Taking Advice: How Leaders Get Good Counsel and Use It Wisely

By Dan Ciampa
Harvard Business School Press,
2006
220 pages, $26.95

Consultant Dan Ciampa has written a book on how best to use advice. In Taking Advice: How Leaders Get Good Counsel and Use It Wisely, Ciampa develops a new framework by identifying four kinds of advice and four kinds of advisors. He suggests that the key categories of advice are strategic, operational, political, and personal, and that the important types of advisors are the experts, who offer deep specialized knowledge; the experienced, who have held jobs like the leader’s; the partners, who sign on for longer durations as advisors; and the sounding boards, who offer a “safe harbor” where the leaders can express their own minds, confident that their views will go no further. In his opinion, every leader needs a balanced advice network.

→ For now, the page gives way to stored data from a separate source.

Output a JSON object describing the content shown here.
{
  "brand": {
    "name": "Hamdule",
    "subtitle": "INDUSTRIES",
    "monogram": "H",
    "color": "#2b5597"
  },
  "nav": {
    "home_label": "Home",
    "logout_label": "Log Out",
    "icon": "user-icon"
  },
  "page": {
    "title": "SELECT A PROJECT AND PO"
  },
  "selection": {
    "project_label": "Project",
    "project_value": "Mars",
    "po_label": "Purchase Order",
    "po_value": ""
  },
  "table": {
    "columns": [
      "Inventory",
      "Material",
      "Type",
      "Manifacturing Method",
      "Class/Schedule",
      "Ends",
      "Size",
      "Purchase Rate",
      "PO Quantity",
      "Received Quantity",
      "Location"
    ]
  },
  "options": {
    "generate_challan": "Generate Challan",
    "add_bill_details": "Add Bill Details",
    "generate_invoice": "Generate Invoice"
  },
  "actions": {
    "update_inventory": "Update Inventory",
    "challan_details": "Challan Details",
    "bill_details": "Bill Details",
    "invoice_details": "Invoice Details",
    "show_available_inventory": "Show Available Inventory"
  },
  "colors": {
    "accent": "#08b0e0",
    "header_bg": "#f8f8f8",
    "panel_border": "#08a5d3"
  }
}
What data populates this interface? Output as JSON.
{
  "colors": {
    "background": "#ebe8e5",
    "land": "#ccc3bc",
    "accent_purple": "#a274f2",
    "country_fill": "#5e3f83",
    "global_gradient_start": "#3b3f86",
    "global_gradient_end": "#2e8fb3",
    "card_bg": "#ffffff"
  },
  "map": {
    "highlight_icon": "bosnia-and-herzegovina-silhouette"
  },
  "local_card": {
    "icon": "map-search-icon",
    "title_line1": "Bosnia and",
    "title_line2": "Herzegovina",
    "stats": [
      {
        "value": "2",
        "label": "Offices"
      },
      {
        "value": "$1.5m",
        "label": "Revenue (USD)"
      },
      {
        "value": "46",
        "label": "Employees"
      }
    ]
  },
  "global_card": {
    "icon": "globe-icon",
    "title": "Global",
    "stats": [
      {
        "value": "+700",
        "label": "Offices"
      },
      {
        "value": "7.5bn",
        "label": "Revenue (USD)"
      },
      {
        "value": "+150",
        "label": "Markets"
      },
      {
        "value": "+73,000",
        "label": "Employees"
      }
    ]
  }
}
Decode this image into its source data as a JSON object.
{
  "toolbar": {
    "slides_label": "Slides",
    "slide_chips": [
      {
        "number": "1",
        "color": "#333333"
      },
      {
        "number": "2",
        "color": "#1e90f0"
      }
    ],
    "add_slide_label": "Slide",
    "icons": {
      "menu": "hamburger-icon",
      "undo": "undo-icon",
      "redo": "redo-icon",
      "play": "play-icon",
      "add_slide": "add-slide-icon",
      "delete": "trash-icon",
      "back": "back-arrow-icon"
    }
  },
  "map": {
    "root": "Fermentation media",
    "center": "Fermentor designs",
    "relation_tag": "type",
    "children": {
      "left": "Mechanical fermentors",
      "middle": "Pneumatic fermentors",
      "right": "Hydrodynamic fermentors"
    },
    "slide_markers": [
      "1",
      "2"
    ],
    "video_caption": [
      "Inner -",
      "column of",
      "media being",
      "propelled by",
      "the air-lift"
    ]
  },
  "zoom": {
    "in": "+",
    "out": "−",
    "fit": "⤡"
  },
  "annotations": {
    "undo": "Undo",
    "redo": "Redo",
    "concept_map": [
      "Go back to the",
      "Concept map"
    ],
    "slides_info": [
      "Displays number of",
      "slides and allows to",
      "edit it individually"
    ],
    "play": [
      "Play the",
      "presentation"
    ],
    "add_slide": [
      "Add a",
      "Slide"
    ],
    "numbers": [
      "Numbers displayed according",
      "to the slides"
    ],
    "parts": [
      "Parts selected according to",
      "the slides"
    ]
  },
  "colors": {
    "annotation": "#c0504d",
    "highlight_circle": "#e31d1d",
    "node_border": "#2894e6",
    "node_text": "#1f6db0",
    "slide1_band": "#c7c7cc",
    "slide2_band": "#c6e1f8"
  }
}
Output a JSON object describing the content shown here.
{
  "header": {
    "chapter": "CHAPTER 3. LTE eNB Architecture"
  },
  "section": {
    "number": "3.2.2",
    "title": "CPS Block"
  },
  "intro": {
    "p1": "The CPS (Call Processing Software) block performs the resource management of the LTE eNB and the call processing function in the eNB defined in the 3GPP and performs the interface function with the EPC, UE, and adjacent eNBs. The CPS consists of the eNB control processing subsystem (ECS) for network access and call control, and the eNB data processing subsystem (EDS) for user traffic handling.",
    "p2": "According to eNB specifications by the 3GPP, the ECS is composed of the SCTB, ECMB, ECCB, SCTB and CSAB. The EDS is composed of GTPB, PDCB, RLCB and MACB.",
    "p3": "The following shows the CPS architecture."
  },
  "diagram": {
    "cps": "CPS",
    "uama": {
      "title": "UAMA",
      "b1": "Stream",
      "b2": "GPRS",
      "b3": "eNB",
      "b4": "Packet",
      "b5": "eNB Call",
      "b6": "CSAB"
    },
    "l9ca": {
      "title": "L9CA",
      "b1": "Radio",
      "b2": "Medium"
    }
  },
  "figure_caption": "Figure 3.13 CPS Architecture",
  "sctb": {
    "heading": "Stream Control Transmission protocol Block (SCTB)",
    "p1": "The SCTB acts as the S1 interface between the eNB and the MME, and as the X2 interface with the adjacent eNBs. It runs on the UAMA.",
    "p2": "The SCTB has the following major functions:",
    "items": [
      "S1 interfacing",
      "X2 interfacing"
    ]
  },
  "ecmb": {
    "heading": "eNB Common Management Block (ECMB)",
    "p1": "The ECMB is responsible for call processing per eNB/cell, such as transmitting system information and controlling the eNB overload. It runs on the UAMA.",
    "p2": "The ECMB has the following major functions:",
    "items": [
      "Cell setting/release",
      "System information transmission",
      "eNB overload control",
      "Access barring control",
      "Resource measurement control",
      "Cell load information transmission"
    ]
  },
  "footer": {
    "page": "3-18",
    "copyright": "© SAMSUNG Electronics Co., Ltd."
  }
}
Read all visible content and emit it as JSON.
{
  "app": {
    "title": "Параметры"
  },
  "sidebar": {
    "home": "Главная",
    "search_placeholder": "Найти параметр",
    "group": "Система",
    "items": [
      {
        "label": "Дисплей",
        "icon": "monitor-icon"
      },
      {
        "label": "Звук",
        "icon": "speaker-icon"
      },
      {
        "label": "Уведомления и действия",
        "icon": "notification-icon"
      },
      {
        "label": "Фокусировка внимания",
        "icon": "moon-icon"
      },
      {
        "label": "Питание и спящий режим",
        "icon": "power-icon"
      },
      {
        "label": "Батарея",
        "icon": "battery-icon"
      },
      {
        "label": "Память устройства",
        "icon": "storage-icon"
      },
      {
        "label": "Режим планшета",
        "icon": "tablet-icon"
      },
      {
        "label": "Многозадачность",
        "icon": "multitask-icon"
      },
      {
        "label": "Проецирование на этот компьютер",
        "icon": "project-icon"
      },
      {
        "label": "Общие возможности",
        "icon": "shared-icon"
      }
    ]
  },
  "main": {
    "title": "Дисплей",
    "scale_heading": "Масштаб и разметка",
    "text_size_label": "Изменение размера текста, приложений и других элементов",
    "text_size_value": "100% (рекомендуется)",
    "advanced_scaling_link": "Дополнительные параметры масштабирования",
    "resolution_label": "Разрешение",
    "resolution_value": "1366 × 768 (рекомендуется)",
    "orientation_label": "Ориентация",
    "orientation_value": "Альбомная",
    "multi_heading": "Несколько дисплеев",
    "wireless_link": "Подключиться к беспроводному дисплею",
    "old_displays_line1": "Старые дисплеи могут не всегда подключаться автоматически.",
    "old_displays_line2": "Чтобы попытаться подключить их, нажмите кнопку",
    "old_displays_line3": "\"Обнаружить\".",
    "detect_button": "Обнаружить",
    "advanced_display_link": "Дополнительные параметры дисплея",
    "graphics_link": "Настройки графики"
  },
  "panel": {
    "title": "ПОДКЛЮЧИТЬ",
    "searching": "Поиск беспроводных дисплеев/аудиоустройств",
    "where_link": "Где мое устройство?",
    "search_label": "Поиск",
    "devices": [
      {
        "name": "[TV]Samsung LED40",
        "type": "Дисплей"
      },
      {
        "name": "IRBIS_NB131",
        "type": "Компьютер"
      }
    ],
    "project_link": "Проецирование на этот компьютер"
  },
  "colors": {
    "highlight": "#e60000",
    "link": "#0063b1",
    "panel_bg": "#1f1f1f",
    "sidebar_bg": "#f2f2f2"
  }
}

For the reader, the principal benefit of this book is that it helps one think through the kind of advice network one needs and how to set it up. There are two hurdles in setting up a balanced advice network: the selection of the right advisors and the formation of strong working relationships. The criteria for selection are content (does the advisor possess the kind of knowledge I am looking for?), competence (does the advisor have direct experience?), and chemistry (are the advisor and I on the same wavelength?). A strong working relationship requires the leader to define the desired end state, while the advisor’s role is to develop the means to achieve it. The tests are practicality (does it match both the complexity of the situation and the capability of those taking advice?), whether value is being added, dependability, and commitment. Ciampa supplies abundant practical examples of the principles in action.

Taking Advice, like so many management books, is no more than applied common sense. The strengths of this volume are its clear frameworks and the author’s obvious knowledge of his subject. At times, however, the prose feels padded, and one wonders if this topic might have been better dealt with in an article or two rather than in a full-length book.